The day before, Björk had said that she didn’t want to talk about her relationship because “those things are too precious. It will never translate into print”. Love, in the end, is what motivates her. It’s the force running through her work.
“Being creative is basically being sexy. All my boyfriends have been creative, with that thirst for life. It might seem cold and cruel, but if I’m not 100 per cent in love, I’d rather not be with the person. But I think it’s colder and more anti-life to be madly in love with someone for three years and then only 50 per cent for the next seven. I’d rather split up and become friends—that’s more honest, warm and loving. It’s the same with my songs. I can’t do them unless I’m 100 per cent happy.”
She doesn’t subscribe to the view that once a woman gets past 28, all the decent men are gone.

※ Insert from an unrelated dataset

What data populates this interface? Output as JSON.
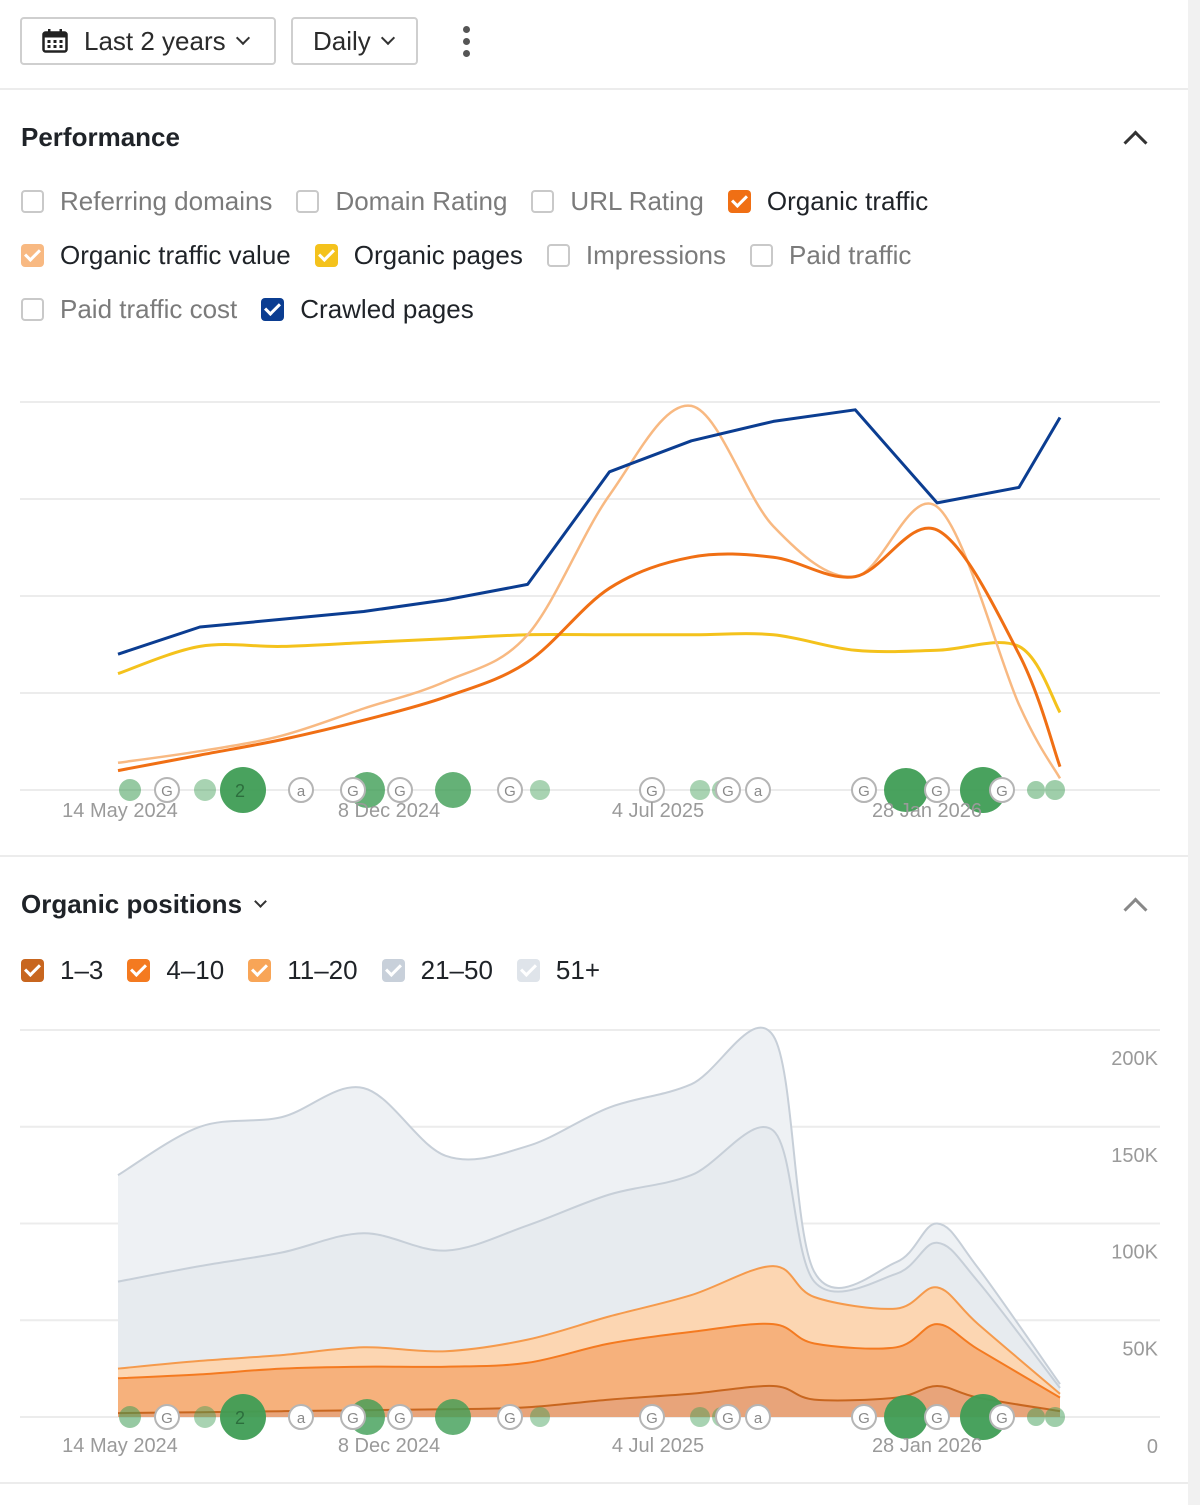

“There’s a new generation of men now who want the whole scale,” she says. “They don’t just want to be macho. It’s completely unfashionable to be macho, I feel sorry for them, frankly. It’s just out. All the women have to be macho these days. I’ve got a lot of macho in me. People might not notice that unless they know me well, but I’ve got a lot of that grrr... motor in me.”
After the conference, Björk does a photo call. Like Marilyn Monroe, she knows how to turn it on, but with a sweet, self-contained knowingness. Björk is the girl who at three years old led her mother across the street, rather than the other way round.
“I don’t get a kick out of controlling others,” she admits. “I’d rather have my own plan.”
In turn, no one can really control her, and that’s the secret of her allure. That, and being determinedly, violently happy.